Babe Ruth amassed 16 seasons of more than 20 home runs, 13 seasons of more than 30, 11 times he had more than 40 or more home runs, four times he hammered 50 or more home runs. During his 15 seasons in New York, the "Sultan of Swat" powered the Yanks to four world championships. The 6-foot-2, 215-pound Ruth revolutionized the game, changing it from a pitcher-dominated, scratch-out-a-run contest to a home run hitting, power pays.

"The Babe" was the first to reach 30 homers, 40, 50, 60. From 1920-33, he slugged 637 homers, an average of 45.5 per season. From 1926-31, when his age ranged from 31 to 36 and when he was supposed to be past his prime, he averaged 50 homers, 154 RBI, 147 runs and a .354 batting average.

The Yankees captured seven pennants and four Series with Ruth en- route to his 714 career home runs. He added 15 home runs in World Series competition. Ruth had a lifetime batting average of (.342), uns scored 2,174 runs, drove in 2,213 runs, had a lifetime slugging percentage of .690. He walked every fourth at bat.

When the 1923 season opened, the Sultan of Swat already had 197 career home runs - 25% of what would be his lifetime total of 714. The 1924 season was probably Ruth's career year: incredible numbers .378, 46 home runs, 121 RBIs.

The most celebrated sports figure of his time, perhaps of all time, the Babe hammered the first home run ever in Yankee Stadium. Number 3 said: "I could have had a lifetime .600 average, but I would have had to hit them singles. The people were paying to see me hit home runs."

Babe Ruth's Final Appearance: June 13, 1948

Babe Ruth developed throat cancer in 1946. Surgery and radiation treatments did very little to help he was released from the hospital February 15, 1947. His wife and doctors kept the horrific diagnosis from him, but he knew the end was near. "The termites have got me," he told Connie Mack and others. The surgery damaged his larynx, transforming the sound of his exuberant voice into a smoky rasp.

On June 13th, 1948, the immortal made his final appearance in Yankee Stadium It was a time for commemorating the 25th Anniversary of Yankee Stadium, a time for Babe Ruth's uniform number 3 to be retired.

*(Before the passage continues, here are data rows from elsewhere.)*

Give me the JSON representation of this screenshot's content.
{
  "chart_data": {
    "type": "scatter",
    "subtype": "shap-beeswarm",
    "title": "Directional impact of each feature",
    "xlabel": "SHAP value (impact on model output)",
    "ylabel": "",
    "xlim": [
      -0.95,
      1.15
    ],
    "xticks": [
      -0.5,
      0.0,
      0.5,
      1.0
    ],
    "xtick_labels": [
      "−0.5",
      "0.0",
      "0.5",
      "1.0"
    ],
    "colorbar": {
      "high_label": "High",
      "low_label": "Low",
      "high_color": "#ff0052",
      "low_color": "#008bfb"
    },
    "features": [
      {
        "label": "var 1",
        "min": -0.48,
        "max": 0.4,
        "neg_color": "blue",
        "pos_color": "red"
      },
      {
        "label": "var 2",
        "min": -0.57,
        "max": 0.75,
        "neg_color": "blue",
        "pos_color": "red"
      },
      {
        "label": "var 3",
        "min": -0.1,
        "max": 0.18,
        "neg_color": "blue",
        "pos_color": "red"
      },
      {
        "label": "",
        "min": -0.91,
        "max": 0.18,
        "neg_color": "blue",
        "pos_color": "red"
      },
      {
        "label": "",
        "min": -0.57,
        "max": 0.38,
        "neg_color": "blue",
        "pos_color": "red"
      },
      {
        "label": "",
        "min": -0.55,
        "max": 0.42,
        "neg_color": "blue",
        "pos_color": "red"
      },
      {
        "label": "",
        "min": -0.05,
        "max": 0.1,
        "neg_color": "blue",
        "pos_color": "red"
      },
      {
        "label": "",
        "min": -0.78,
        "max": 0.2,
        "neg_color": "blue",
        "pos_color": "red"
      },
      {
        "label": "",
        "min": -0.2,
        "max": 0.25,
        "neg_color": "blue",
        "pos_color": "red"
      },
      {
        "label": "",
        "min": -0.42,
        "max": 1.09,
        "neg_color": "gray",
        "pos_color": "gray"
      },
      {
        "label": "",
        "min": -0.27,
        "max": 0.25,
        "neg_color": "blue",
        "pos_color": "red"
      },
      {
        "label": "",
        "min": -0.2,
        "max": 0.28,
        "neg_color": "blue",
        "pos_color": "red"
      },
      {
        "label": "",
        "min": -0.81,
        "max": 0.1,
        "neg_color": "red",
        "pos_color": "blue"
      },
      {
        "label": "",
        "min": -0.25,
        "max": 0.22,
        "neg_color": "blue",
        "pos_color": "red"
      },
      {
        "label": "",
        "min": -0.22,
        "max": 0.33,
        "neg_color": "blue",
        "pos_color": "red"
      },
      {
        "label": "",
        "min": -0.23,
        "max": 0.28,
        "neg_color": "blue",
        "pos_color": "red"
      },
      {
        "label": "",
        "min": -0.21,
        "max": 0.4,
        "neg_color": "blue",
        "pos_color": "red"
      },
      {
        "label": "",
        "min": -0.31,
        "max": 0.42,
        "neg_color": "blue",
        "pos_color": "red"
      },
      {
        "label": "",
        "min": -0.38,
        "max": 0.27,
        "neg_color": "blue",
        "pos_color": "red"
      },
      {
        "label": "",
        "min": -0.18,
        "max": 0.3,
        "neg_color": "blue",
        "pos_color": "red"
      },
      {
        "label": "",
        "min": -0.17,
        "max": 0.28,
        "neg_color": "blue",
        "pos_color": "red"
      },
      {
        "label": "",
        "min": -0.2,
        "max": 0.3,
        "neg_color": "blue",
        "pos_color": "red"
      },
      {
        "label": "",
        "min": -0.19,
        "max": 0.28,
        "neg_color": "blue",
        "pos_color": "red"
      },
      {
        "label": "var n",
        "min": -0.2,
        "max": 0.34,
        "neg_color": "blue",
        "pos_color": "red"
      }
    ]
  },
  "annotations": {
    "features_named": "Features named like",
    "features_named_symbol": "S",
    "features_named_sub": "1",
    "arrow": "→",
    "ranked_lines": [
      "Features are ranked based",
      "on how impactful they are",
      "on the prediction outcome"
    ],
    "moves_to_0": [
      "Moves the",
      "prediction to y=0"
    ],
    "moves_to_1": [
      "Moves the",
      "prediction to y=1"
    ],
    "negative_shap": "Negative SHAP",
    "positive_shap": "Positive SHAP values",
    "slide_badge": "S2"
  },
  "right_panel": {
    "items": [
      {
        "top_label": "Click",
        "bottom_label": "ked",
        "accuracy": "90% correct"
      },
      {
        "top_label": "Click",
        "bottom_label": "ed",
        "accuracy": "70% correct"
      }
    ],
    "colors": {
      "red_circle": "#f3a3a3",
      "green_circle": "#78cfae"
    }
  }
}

Friends had to help him into his old uniform which now fit him like a sack. The Yankee clubhouse was lined with his teammates from the 1923 team who played a two inning exhibition game against veterans from other years. The Babe could only watch.

It was raining that day and someone put a camel's hair coat over his shoulders. One by one to booming cheers his old teammates were introduced. Finally, announcer Mel Allen called him to home plate. Shuddered out of the topcoat and using a bat as a cane, Ruth walked out slowly to home plate. The ovation was thunderous.

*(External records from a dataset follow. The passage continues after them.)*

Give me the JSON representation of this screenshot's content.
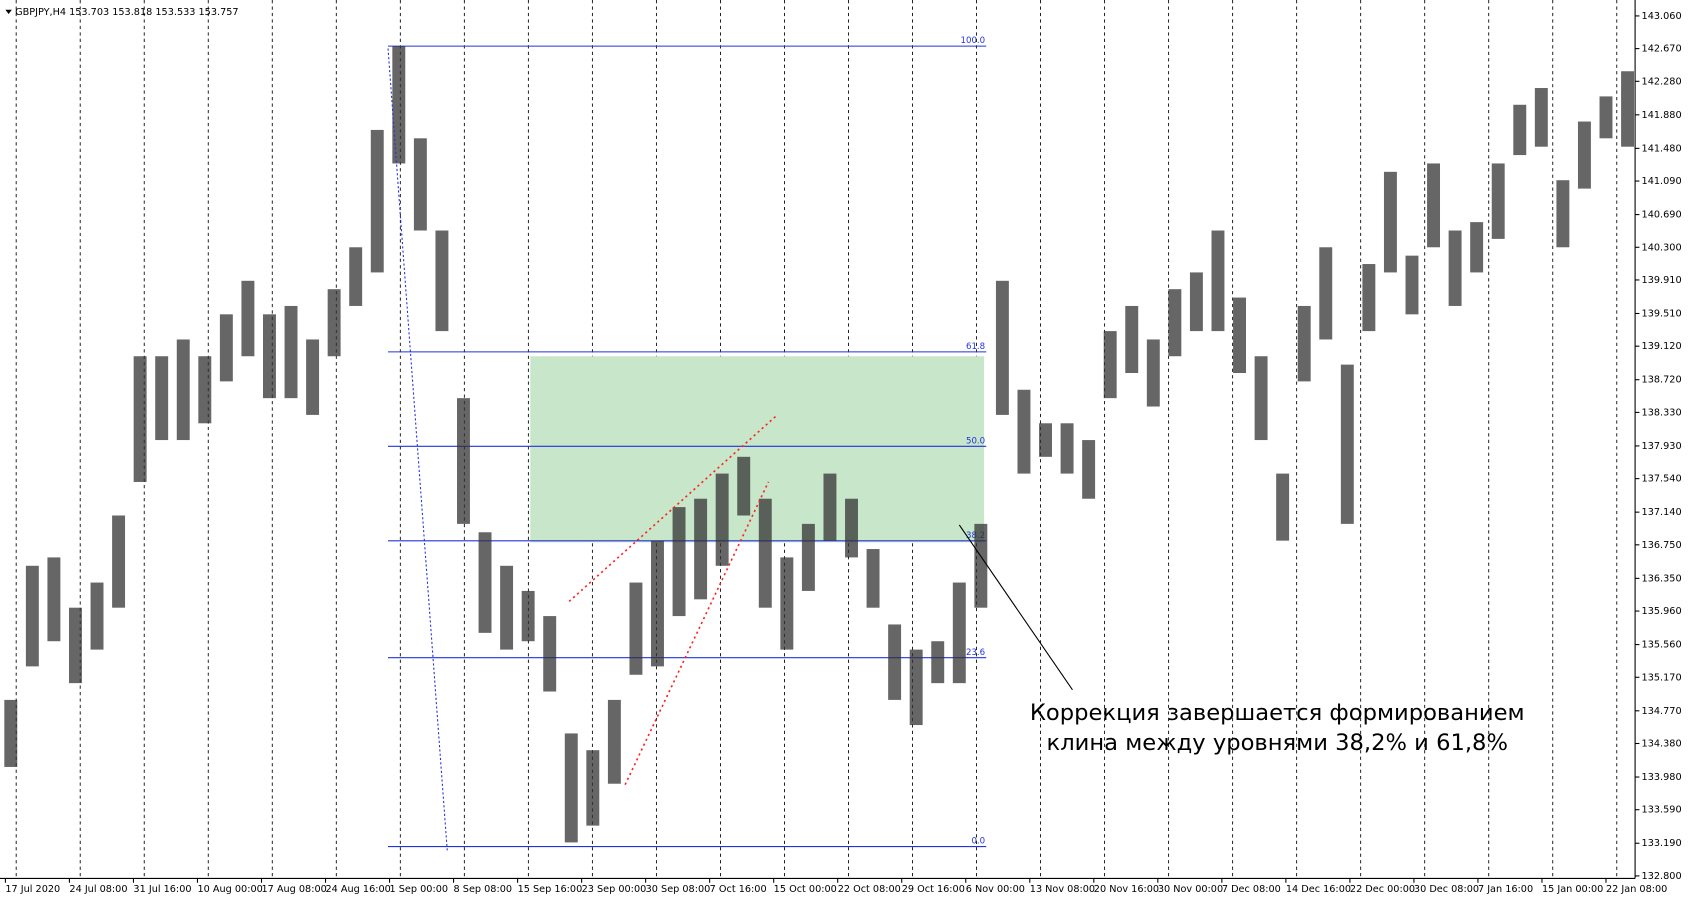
{
  "chart_data": {
    "type": "range-bars",
    "title": "GBPJPY,H4  153.703 153.818 153.533 153.757",
    "annotation": [
      "Коррекция завершается формированием",
      "клина между уровнями 38,2% и 61,8%"
    ],
    "categories": [
      "17 Jul 2020",
      "24 Jul 08:00",
      "31 Jul 16:00",
      "10 Aug 00:00",
      "17 Aug 08:00",
      "24 Aug 16:00",
      "1 Sep 00:00",
      "8 Sep 08:00",
      "15 Sep 16:00",
      "23 Sep 00:00",
      "30 Sep 08:00",
      "7 Oct 16:00",
      "15 Oct 00:00",
      "22 Oct 08:00",
      "29 Oct 16:00",
      "6 Nov 00:00",
      "13 Nov 08:00",
      "20 Nov 16:00",
      "30 Nov 00:00",
      "7 Dec 08:00",
      "14 Dec 16:00",
      "22 Dec 00:00",
      "30 Dec 08:00",
      "7 Jan 16:00",
      "15 Jan 00:00",
      "22 Jan 08:00"
    ],
    "price": {
      "color": "#333333",
      "low": [
        134.1,
        135.3,
        135.6,
        135.1,
        135.5,
        136.0,
        137.5,
        138.0,
        138.0,
        138.2,
        138.7,
        139.0,
        138.5,
        138.5,
        138.3,
        139.0,
        139.6,
        140.0,
        141.3,
        140.5,
        139.3,
        137.0,
        135.7,
        135.5,
        135.6,
        135.0,
        133.2,
        133.4,
        133.9,
        135.2,
        135.3,
        135.9,
        136.1,
        136.5,
        137.1,
        136.0,
        135.5,
        136.2,
        136.8,
        136.6,
        136.0,
        134.9,
        134.6,
        135.1,
        135.1,
        136.0,
        138.3,
        137.6,
        137.8,
        137.6,
        137.3,
        138.5,
        138.8,
        138.4,
        139.0,
        139.3,
        139.3,
        138.8,
        138.0,
        136.8,
        138.7,
        139.2,
        137.0,
        139.3,
        140.0,
        139.5,
        140.3,
        139.6,
        140.0,
        140.4,
        141.4,
        141.5,
        140.3,
        141.0,
        141.6,
        141.5
      ],
      "high": [
        134.9,
        136.5,
        136.6,
        136.0,
        136.3,
        137.1,
        139.0,
        139.0,
        139.2,
        139.0,
        139.5,
        139.9,
        139.5,
        139.6,
        139.2,
        139.8,
        140.3,
        141.7,
        142.7,
        141.6,
        140.5,
        138.5,
        136.9,
        136.5,
        136.2,
        135.9,
        134.5,
        134.3,
        134.9,
        136.3,
        136.8,
        137.2,
        137.3,
        137.6,
        137.8,
        137.3,
        136.6,
        137.0,
        137.6,
        137.3,
        136.7,
        135.8,
        135.5,
        135.6,
        136.3,
        137.0,
        139.9,
        138.6,
        138.2,
        138.2,
        138.0,
        139.3,
        139.6,
        139.2,
        139.8,
        140.0,
        140.5,
        139.7,
        139.0,
        137.6,
        139.6,
        140.3,
        138.9,
        140.1,
        141.2,
        140.2,
        141.3,
        140.5,
        140.6,
        141.3,
        142.0,
        142.2,
        141.1,
        141.8,
        142.1,
        142.4
      ]
    },
    "fib": {
      "high": 142.7,
      "low": 133.15,
      "color": "#2233dd",
      "levels": [
        {
          "value": 0,
          "label": "0.0"
        },
        {
          "value": 23.6,
          "label": "23.6"
        },
        {
          "value": 38.2,
          "label": "38.2"
        },
        {
          "value": 50,
          "label": "50.0"
        },
        {
          "value": 61.8,
          "label": "61.8"
        },
        {
          "value": 100,
          "label": "100.0"
        }
      ]
    },
    "zone": {
      "low": 136.78,
      "high": 139.0,
      "color": "#c8e6c9"
    },
    "ylim": [
      132.77,
      143.25
    ],
    "yticks": [
      {
        "value": 132.8,
        "label": "132.800"
      },
      {
        "value": 133.19,
        "label": "133.190"
      },
      {
        "value": 133.59,
        "label": "133.590"
      },
      {
        "value": 133.98,
        "label": "133.980"
      },
      {
        "value": 134.38,
        "label": "134.380"
      },
      {
        "value": 134.77,
        "label": "134.770"
      },
      {
        "value": 135.17,
        "label": "135.170"
      },
      {
        "value": 135.56,
        "label": "135.560"
      },
      {
        "value": 135.96,
        "label": "135.960"
      },
      {
        "value": 136.35,
        "label": "136.350"
      },
      {
        "value": 136.75,
        "label": "136.750"
      },
      {
        "value": 137.14,
        "label": "137.140"
      },
      {
        "value": 137.54,
        "label": "137.540"
      },
      {
        "value": 137.93,
        "label": "137.930"
      },
      {
        "value": 138.33,
        "label": "138.330"
      },
      {
        "value": 138.72,
        "label": "138.720"
      },
      {
        "value": 139.12,
        "label": "139.120"
      },
      {
        "value": 139.51,
        "label": "139.510"
      },
      {
        "value": 139.91,
        "label": "139.910"
      },
      {
        "value": 140.3,
        "label": "140.300"
      },
      {
        "value": 140.69,
        "label": "140.690"
      },
      {
        "value": 141.09,
        "label": "141.090"
      },
      {
        "value": 141.48,
        "label": "141.480"
      },
      {
        "value": 141.88,
        "label": "141.880"
      },
      {
        "value": 142.28,
        "label": "142.280"
      },
      {
        "value": 142.67,
        "label": "142.670"
      },
      {
        "value": 143.06,
        "label": "143.060"
      }
    ],
    "grid": true
  }
}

"Thank you very much ladies and gentlemen," the Babe struggled to talk into the microphones. "You know how bad my voice sounds. Well, it feels just as bad. You know this baseball game of ours comes up from the youth. That means the boys. And after you've been a boy, and grow up to know how to play ball, then you come to the boys you see representing themselves today in our national pastime."

When the ceremonies finally ended and the media and old-timers gathered in the locker room, Joe Dugan poured a beer for the Babe.

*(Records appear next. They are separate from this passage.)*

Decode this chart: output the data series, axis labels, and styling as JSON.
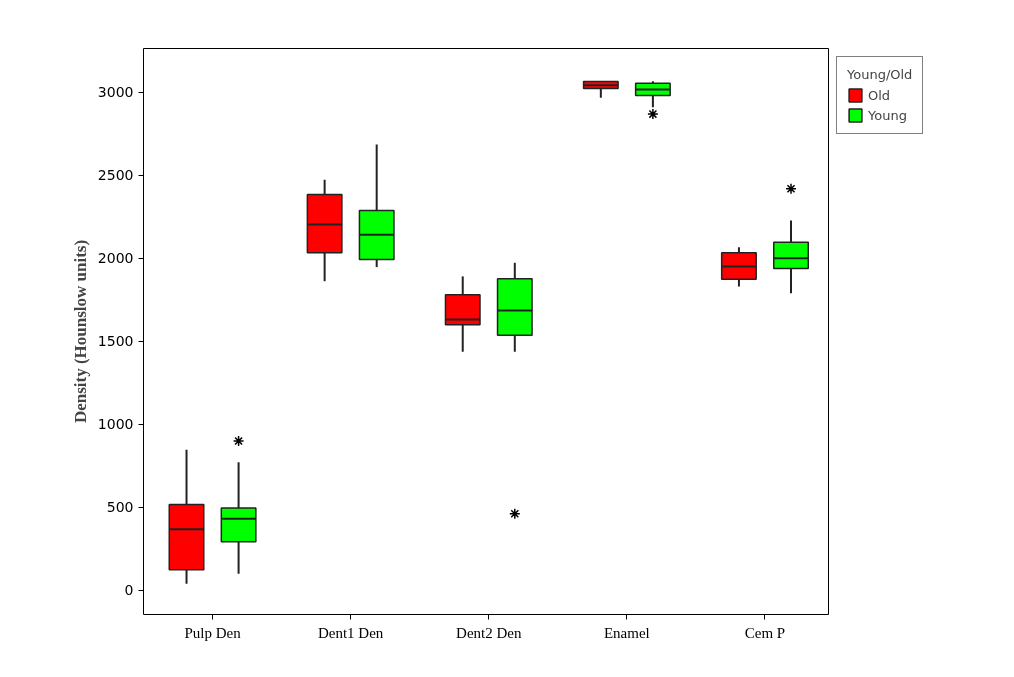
{
  "chart_data": {
    "type": "box",
    "ylabel": "Density (Hounslow units)",
    "legend_title": "Young/Old",
    "legend": "top right",
    "grid": false,
    "marker": "cross",
    "categories": [
      "Pulp Den",
      "Dent1 Den",
      "Dent2 Den",
      "Enamel",
      "Cem P"
    ],
    "ylim": [
      -145,
      3265
    ],
    "yticks": [
      0,
      500,
      1000,
      1500,
      2000,
      2500,
      3000
    ],
    "series": [
      {
        "name": "Old",
        "color": "#ff0000",
        "boxes": [
          {
            "low": 40,
            "q1": 125,
            "median": 369,
            "q3": 518,
            "high": 847
          },
          {
            "low": 1863,
            "q1": 2034,
            "median": 2205,
            "q3": 2386,
            "high": 2474
          },
          {
            "low": 1438,
            "q1": 1600,
            "median": 1633,
            "q3": 1781,
            "high": 1892
          },
          {
            "low": 2968,
            "q1": 3024,
            "median": 3044,
            "q3": 3066,
            "high": 3066
          },
          {
            "low": 1831,
            "q1": 1875,
            "median": 1952,
            "q3": 2034,
            "high": 2068
          }
        ]
      },
      {
        "name": "Young",
        "color": "#00ff00",
        "boxes": [
          {
            "low": 100,
            "q1": 293,
            "median": 432,
            "q3": 496,
            "high": 773,
            "outliers": [
              900
            ]
          },
          {
            "low": 1948,
            "q1": 1994,
            "median": 2143,
            "q3": 2289,
            "high": 2687
          },
          {
            "low": 1438,
            "q1": 1538,
            "median": 1687,
            "q3": 1878,
            "high": 1974,
            "outliers": [
              462
            ]
          },
          {
            "low": 2911,
            "q1": 2982,
            "median": 3018,
            "q3": 3056,
            "high": 3068,
            "outliers": [
              2870
            ]
          },
          {
            "low": 1791,
            "q1": 1940,
            "median": 2002,
            "q3": 2098,
            "high": 2229,
            "outliers": [
              2420
            ]
          }
        ]
      }
    ]
  }
}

"So” Joe asked, "How are you?"

"Joe, I'm gone," the Babe said and then began to cry.

Back in the hospital after that marker day, the man who was baseball, signed autographs, watched baseball on television, listened to his wife read him some of the hundreds of letters sent to him every day. Visitors came and went. The Babe tried to look upbeat.

At 8:01 P.M., on August 16, 1948, the Babe passed away. He was fifty-three years old. He lay in state in "the House That Ruth Built" for 2 days as more than 200,000 paid last respects. Grieving fathers held up their sons and daughters for one final look.

Three days later the funeral was held at St. Patrick's Cathedral. There were tens of thousands in the streets outside and tens of thousands more lined the funeral cortege route. At the funeral, Ruth's old teammates were pallbearer. Claire Ruth, Babe's widow, lived on at their apartment at 100 Riverside Drive for another 28 years until her death.